Kolo 8:00 telefon od P.Joli ze Konie pobiegly sobie na spacer w las ... No to Dawid I Beata po nie pojechali na szczescie wiekszych problemow nie bylo i udalo sie je zagonic na pastwisko... nastepnie zgonili jeszcze krowki i gotowe...
[ FRAGMENT USUNIETY Z PRZYCZYN NIEZALEZNYCH ]
No to ekipie z piastowa zostalo tylko rajdem, bezpiecznie wrocic do siebie....
I w ten sposób został już tylko tydzień do HUBERTUSA :) Po raz kolejny napisze - zapraszamy! Bo wciąż potwierdza się, że jeśli ktoś raz zawita w naszych progach, przyjeżdża już do nas nie raz!
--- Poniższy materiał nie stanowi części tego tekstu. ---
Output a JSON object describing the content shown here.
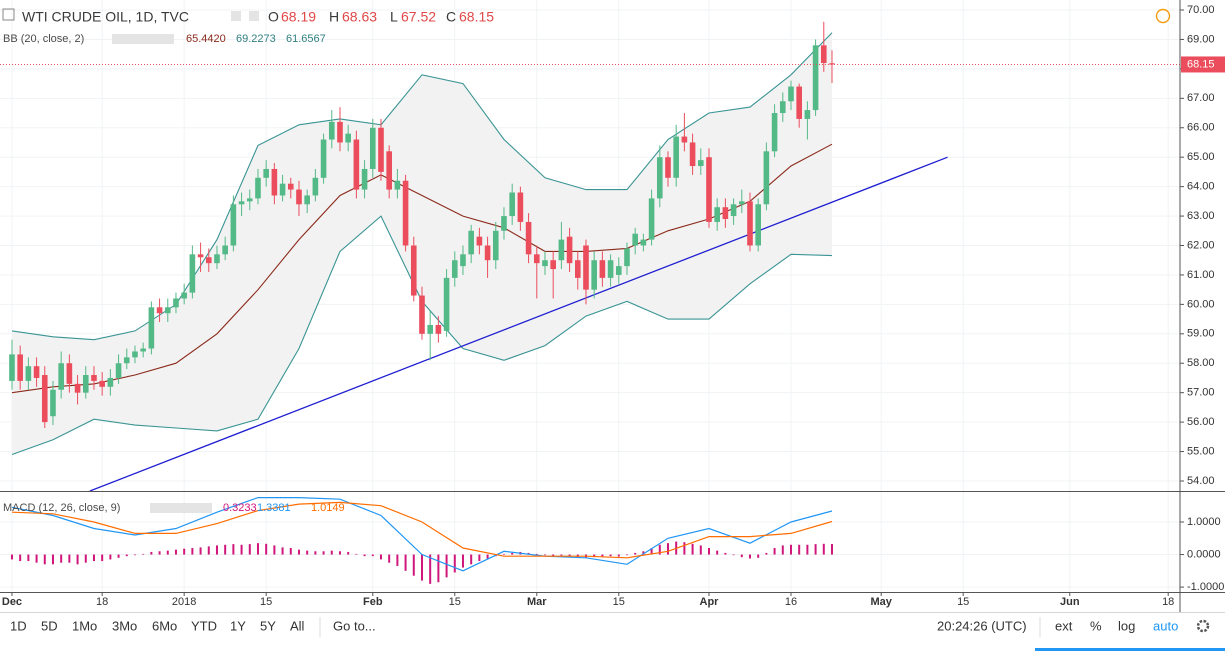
{
  "header": {
    "symbol": "WTI CRUDE OIL, 1D, TVC",
    "ohlc_labels": [
      "O",
      "H",
      "L",
      "C"
    ],
    "bb_title": "BB (20, close, 2)",
    "bb_values": [
      "65.4420",
      "69.2273",
      "61.6567"
    ],
    "macd_title": "MACD (12, 26, close, 9)",
    "macd_values": [
      "0.3233",
      "1.3381",
      "1.0149"
    ]
  },
  "toolbar": {
    "ranges": [
      "1D",
      "5D",
      "1Mo",
      "3Mo",
      "6Mo",
      "YTD",
      "1Y",
      "5Y",
      "All"
    ],
    "goto": "Go to...",
    "clock": "20:24:26 (UTC)",
    "options": [
      "ext",
      "%",
      "log",
      "auto"
    ]
  },
  "chart_data": [
    {
      "type": "candlestick",
      "color_up": "#53b987",
      "color_down": "#eb4d5c",
      "x": [
        0,
        1,
        2,
        3,
        4,
        5,
        6,
        7,
        8,
        9,
        10,
        11,
        12,
        13,
        14,
        15,
        16,
        17,
        18,
        19,
        20,
        21,
        22,
        23,
        24,
        25,
        26,
        27,
        28,
        29,
        30,
        31,
        32,
        33,
        34,
        35,
        36,
        37,
        38,
        39,
        40,
        41,
        42,
        43,
        44,
        45,
        46,
        47,
        48,
        49,
        50,
        51,
        52,
        53,
        54,
        55,
        56,
        57,
        58,
        59,
        60,
        61,
        62,
        63,
        64,
        65,
        66,
        67,
        68,
        69,
        70,
        71,
        72,
        73,
        74,
        75,
        76,
        77,
        78,
        79,
        80,
        81,
        82,
        83,
        84,
        85,
        86,
        87,
        88,
        89,
        90,
        91,
        92,
        93,
        94,
        95,
        96,
        97,
        98,
        99,
        100
      ],
      "open": [
        57.4,
        58.3,
        57.4,
        57.9,
        57.6,
        56.2,
        57.1,
        58.0,
        57.3,
        57.0,
        57.6,
        57.4,
        57.2,
        57.5,
        58.0,
        58.2,
        58.4,
        58.5,
        59.9,
        59.7,
        59.9,
        60.2,
        60.4,
        61.7,
        61.6,
        61.4,
        61.7,
        62.0,
        63.4,
        63.5,
        63.6,
        64.3,
        64.6,
        63.7,
        64.1,
        63.9,
        63.4,
        63.7,
        64.3,
        65.6,
        66.2,
        65.5,
        65.6,
        63.9,
        64.6,
        66.0,
        65.2,
        63.9,
        64.2,
        62.0,
        60.3,
        59.0,
        59.3,
        59.1,
        60.9,
        61.3,
        61.7,
        62.3,
        62.0,
        61.5,
        62.5,
        63.0,
        63.8,
        62.8,
        61.7,
        61.3,
        61.5,
        61.5,
        62.3,
        61.5,
        62.0,
        60.5,
        61.5,
        60.9,
        61.0,
        61.3,
        62.0,
        62.0,
        62.2,
        63.6,
        65.0,
        64.3,
        65.7,
        65.5,
        64.7,
        65.0,
        62.8,
        63.3,
        63.0,
        63.4,
        63.5,
        62.0,
        63.4,
        65.2,
        66.5,
        66.9,
        67.4,
        66.3,
        66.6,
        68.8,
        68.19
      ],
      "high": [
        58.8,
        58.6,
        58.2,
        58.2,
        57.9,
        57.4,
        58.4,
        58.3,
        57.6,
        57.9,
        57.9,
        57.7,
        57.8,
        58.3,
        58.5,
        58.6,
        58.7,
        60.1,
        60.2,
        60.2,
        60.4,
        60.7,
        62.0,
        62.1,
        61.9,
        62.0,
        62.3,
        63.7,
        63.8,
        63.9,
        64.6,
        64.9,
        64.8,
        64.4,
        64.3,
        64.2,
        63.9,
        64.6,
        65.8,
        66.6,
        66.7,
        66.1,
        65.9,
        64.9,
        66.3,
        66.3,
        65.4,
        64.6,
        64.4,
        62.3,
        60.6,
        59.8,
        59.6,
        61.2,
        61.8,
        62.0,
        62.7,
        62.6,
        62.3,
        62.8,
        63.3,
        64.1,
        64.0,
        63.1,
        62.0,
        61.8,
        61.8,
        62.8,
        62.6,
        61.8,
        62.2,
        61.8,
        61.8,
        61.7,
        61.6,
        62.1,
        62.6,
        62.4,
        63.9,
        65.4,
        65.2,
        66.1,
        66.5,
        65.8,
        65.3,
        65.3,
        63.6,
        63.6,
        63.6,
        63.9,
        63.8,
        63.6,
        65.5,
        66.8,
        67.2,
        67.6,
        67.5,
        66.9,
        69.0,
        69.6,
        68.63
      ],
      "low": [
        57.1,
        57.1,
        57.1,
        57.2,
        55.8,
        55.9,
        56.8,
        57.0,
        56.6,
        56.8,
        57.1,
        56.9,
        56.9,
        57.3,
        57.8,
        58.0,
        58.2,
        58.3,
        59.4,
        59.4,
        59.7,
        60.0,
        60.2,
        61.1,
        61.1,
        61.2,
        61.5,
        61.8,
        63.0,
        63.2,
        63.4,
        64.0,
        63.4,
        63.5,
        63.6,
        63.0,
        63.1,
        63.5,
        64.1,
        65.3,
        65.2,
        65.2,
        63.6,
        63.6,
        64.3,
        64.2,
        63.6,
        63.6,
        61.8,
        60.1,
        58.8,
        58.1,
        58.7,
        58.9,
        60.6,
        61.0,
        61.4,
        61.7,
        60.9,
        61.2,
        62.2,
        62.7,
        62.5,
        61.4,
        60.2,
        61.0,
        60.2,
        61.2,
        61.1,
        60.5,
        60.0,
        60.2,
        60.6,
        60.6,
        60.7,
        61.0,
        61.7,
        61.8,
        62.0,
        63.3,
        64.0,
        64.0,
        65.2,
        64.4,
        64.4,
        62.6,
        62.5,
        62.6,
        62.7,
        63.1,
        61.8,
        61.8,
        63.2,
        65.0,
        66.2,
        66.6,
        66.0,
        65.6,
        66.4,
        67.9,
        67.52
      ],
      "close": [
        58.3,
        57.4,
        57.9,
        57.5,
        56.0,
        57.1,
        58.0,
        57.3,
        57.0,
        57.6,
        57.4,
        57.2,
        57.5,
        58.0,
        58.2,
        58.4,
        58.5,
        59.9,
        59.7,
        59.9,
        60.2,
        60.4,
        61.7,
        61.6,
        61.4,
        61.7,
        62.0,
        63.4,
        63.5,
        63.6,
        64.3,
        64.6,
        63.7,
        64.1,
        63.9,
        63.4,
        63.7,
        64.3,
        65.6,
        66.2,
        65.5,
        65.8,
        63.9,
        64.6,
        66.0,
        64.5,
        63.9,
        64.2,
        62.0,
        60.3,
        59.0,
        59.3,
        59.0,
        60.9,
        61.5,
        61.7,
        62.5,
        62.0,
        61.5,
        62.5,
        63.0,
        63.8,
        62.8,
        61.7,
        61.4,
        61.5,
        61.2,
        62.2,
        61.4,
        60.9,
        60.5,
        61.5,
        60.9,
        61.5,
        61.3,
        61.9,
        62.4,
        62.2,
        63.6,
        65.0,
        64.3,
        65.7,
        65.5,
        64.7,
        64.9,
        62.8,
        63.3,
        62.9,
        63.4,
        63.5,
        62.0,
        63.4,
        65.2,
        66.5,
        66.9,
        67.4,
        66.3,
        66.6,
        68.8,
        68.2,
        68.15
      ],
      "series": [
        {
          "color": "#3a9494",
          "x": [
            0,
            5,
            10,
            15,
            20,
            25,
            30,
            35,
            40,
            45,
            50,
            55,
            60,
            65,
            70,
            75,
            80,
            85,
            90,
            95,
            100
          ],
          "values": [
            59.1,
            58.9,
            58.8,
            59.1,
            60.0,
            62.2,
            65.4,
            66.1,
            66.3,
            66.1,
            67.8,
            67.5,
            65.6,
            64.3,
            63.9,
            63.9,
            65.6,
            66.5,
            66.7,
            67.8,
            69.2273
          ]
        },
        {
          "color": "#8b2a1b",
          "x": [
            0,
            5,
            10,
            15,
            20,
            25,
            30,
            35,
            40,
            45,
            50,
            55,
            60,
            65,
            70,
            75,
            80,
            85,
            90,
            95,
            100
          ],
          "values": [
            57.0,
            57.2,
            57.3,
            57.6,
            58.0,
            59.0,
            60.5,
            62.2,
            63.7,
            64.4,
            63.7,
            63.0,
            62.6,
            61.8,
            61.8,
            61.9,
            62.5,
            62.9,
            63.5,
            64.7,
            65.442
          ]
        },
        {
          "color": "#3a9494",
          "x": [
            0,
            5,
            10,
            15,
            20,
            25,
            30,
            35,
            40,
            45,
            50,
            55,
            60,
            65,
            70,
            75,
            80,
            85,
            90,
            95,
            100
          ],
          "values": [
            54.9,
            55.4,
            56.1,
            55.9,
            55.8,
            55.7,
            56.1,
            58.5,
            61.8,
            63.0,
            60.1,
            58.5,
            58.1,
            58.6,
            59.6,
            60.1,
            59.5,
            59.5,
            60.7,
            61.7,
            61.6567
          ]
        },
        {
          "color": "#1f1fd1",
          "x": [
            9.5,
            114.1
          ],
          "values": [
            53.66,
            65.0
          ]
        }
      ],
      "xlim": [
        -1.46,
        142.44
      ],
      "xticks": [
        {
          "value": 0,
          "label": "Dec"
        },
        {
          "value": 11,
          "label": "18"
        },
        {
          "value": 21,
          "label": "2018"
        },
        {
          "value": 31,
          "label": "15"
        },
        {
          "value": 44,
          "label": "Feb"
        },
        {
          "value": 54,
          "label": "15"
        },
        {
          "value": 64,
          "label": "Mar"
        },
        {
          "value": 74,
          "label": "15"
        },
        {
          "value": 85,
          "label": "Apr"
        },
        {
          "value": 95,
          "label": "16"
        },
        {
          "value": 106,
          "label": "May"
        },
        {
          "value": 116,
          "label": "15"
        },
        {
          "value": 129,
          "label": "Jun"
        },
        {
          "value": 141,
          "label": "18"
        }
      ],
      "ylim": [
        53.66,
        70.34
      ],
      "yticks": [
        {
          "value": 54,
          "label": "54.00"
        },
        {
          "value": 55,
          "label": "55.00"
        },
        {
          "value": 56,
          "label": "56.00"
        },
        {
          "value": 57,
          "label": "57.00"
        },
        {
          "value": 58,
          "label": "58.00"
        },
        {
          "value": 59,
          "label": "59.00"
        },
        {
          "value": 60,
          "label": "60.00"
        },
        {
          "value": 61,
          "label": "61.00"
        },
        {
          "value": 62,
          "label": "62.00"
        },
        {
          "value": 63,
          "label": "63.00"
        },
        {
          "value": 64,
          "label": "64.00"
        },
        {
          "value": 65,
          "label": "65.00"
        },
        {
          "value": 66,
          "label": "66.00"
        },
        {
          "value": 67,
          "label": "67.00"
        },
        {
          "value": 68,
          "label": "68.00"
        },
        {
          "value": 69,
          "label": "69.00"
        },
        {
          "value": 70,
          "label": "70.00"
        }
      ],
      "grid": true
    },
    {
      "type": "macd",
      "histogram": {
        "color": "#d0157b",
        "values": [
          -0.15,
          -0.2,
          -0.2,
          -0.25,
          -0.3,
          -0.3,
          -0.25,
          -0.25,
          -0.3,
          -0.25,
          -0.2,
          -0.2,
          -0.15,
          -0.1,
          -0.05,
          -0.02,
          0.02,
          0.08,
          0.1,
          0.12,
          0.15,
          0.18,
          0.2,
          0.22,
          0.25,
          0.28,
          0.3,
          0.32,
          0.3,
          0.32,
          0.35,
          0.33,
          0.28,
          0.22,
          0.2,
          0.15,
          0.12,
          0.1,
          0.1,
          0.12,
          0.1,
          0.08,
          0.02,
          -0.05,
          -0.05,
          -0.15,
          -0.25,
          -0.35,
          -0.5,
          -0.65,
          -0.8,
          -0.9,
          -0.85,
          -0.7,
          -0.55,
          -0.4,
          -0.3,
          -0.2,
          -0.12,
          -0.05,
          0.02,
          0.05,
          0.08,
          0.05,
          0.02,
          -0.02,
          -0.05,
          -0.03,
          -0.05,
          -0.08,
          -0.1,
          -0.08,
          -0.06,
          -0.05,
          -0.06,
          -0.02,
          0.05,
          0.1,
          0.2,
          0.3,
          0.35,
          0.4,
          0.38,
          0.33,
          0.28,
          0.2,
          0.12,
          0.05,
          -0.02,
          -0.08,
          -0.12,
          -0.1,
          0.05,
          0.2,
          0.28,
          0.3,
          0.3,
          0.3,
          0.32,
          0.33,
          0.3233
        ]
      },
      "series": [
        {
          "color": "#2196f3",
          "x": [
            0,
            5,
            10,
            15,
            20,
            25,
            30,
            35,
            40,
            45,
            50,
            55,
            60,
            65,
            70,
            75,
            80,
            85,
            90,
            95,
            100
          ],
          "values": [
            1.45,
            1.2,
            0.8,
            0.6,
            0.8,
            1.3,
            1.75,
            1.75,
            1.7,
            1.2,
            0.0,
            -0.5,
            0.1,
            -0.05,
            -0.1,
            -0.3,
            0.5,
            0.8,
            0.35,
            1.0,
            1.3381
          ]
        },
        {
          "color": "#ff6d00",
          "x": [
            0,
            5,
            10,
            15,
            20,
            25,
            30,
            35,
            40,
            45,
            50,
            55,
            60,
            65,
            70,
            75,
            80,
            85,
            90,
            95,
            100
          ],
          "values": [
            1.3,
            1.25,
            1.0,
            0.65,
            0.65,
            0.95,
            1.35,
            1.55,
            1.6,
            1.5,
            1.0,
            0.2,
            -0.05,
            -0.05,
            -0.05,
            -0.1,
            0.1,
            0.55,
            0.55,
            0.65,
            1.0149
          ]
        }
      ],
      "ylim": [
        -1.15,
        1.89
      ],
      "yticks": [
        {
          "value": 1,
          "label": "1.0000"
        },
        {
          "value": 0,
          "label": "0.0000"
        },
        {
          "value": -1,
          "label": "-1.0000"
        }
      ]
    }
  ]
}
Wcześniej czy później - ale zawsze są :)
Przygotowanie do Hubertusa
15.10.06
No wiec zaczelo sie calkiem niewinnie gdyz zwyklym sms-em iz rozpoczynamy treningi koni do Gonitwy Wloscianskiej Hubertusa 2006 (na ktorego serdecznie zapraszamy ;)
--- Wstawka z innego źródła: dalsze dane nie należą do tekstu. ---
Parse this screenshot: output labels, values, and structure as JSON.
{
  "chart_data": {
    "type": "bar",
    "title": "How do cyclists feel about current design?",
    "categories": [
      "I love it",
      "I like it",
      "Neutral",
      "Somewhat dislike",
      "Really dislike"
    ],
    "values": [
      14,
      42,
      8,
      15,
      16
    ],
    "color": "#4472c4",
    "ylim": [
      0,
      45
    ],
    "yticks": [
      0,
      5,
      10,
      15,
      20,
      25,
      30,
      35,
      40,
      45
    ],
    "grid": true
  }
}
Zlozylo sie akurat szczesliwie gdyz odwiedzili nas Zosia i Marek ...a wiec Zosia, Beata, Slomeck i ja...ruszylismy..... Zosia na Just Jubilee ;) (bylo ciekawie ale o tym zaraz ;) ) Slomeck na Kolorado a Beata i ja na dwoch nowych kobylkach ktorych imiona sa na tyle dziwne ze nie potrafie ich w tym momencie przytoczyc ;P Jesli bedzie to czytala P.Jola prosze aby w komentarzach je zapisala :D:D:D ...
W wyscigu Kolorado nam wiele zaprezentowal i zdaje sie ze bedzie to jeden z faworytow ....ale bywa roznie... poczekamy zobaczymy :D:D:D
Powrot tez byl w miare spokojny....ALE... :D
Druga jazda ktorej celem bylo rozruszanie koni byla bardziej ciekawa... Zosia na Gogersie :D:D:D Beata na Salucie i ja na Patynie ....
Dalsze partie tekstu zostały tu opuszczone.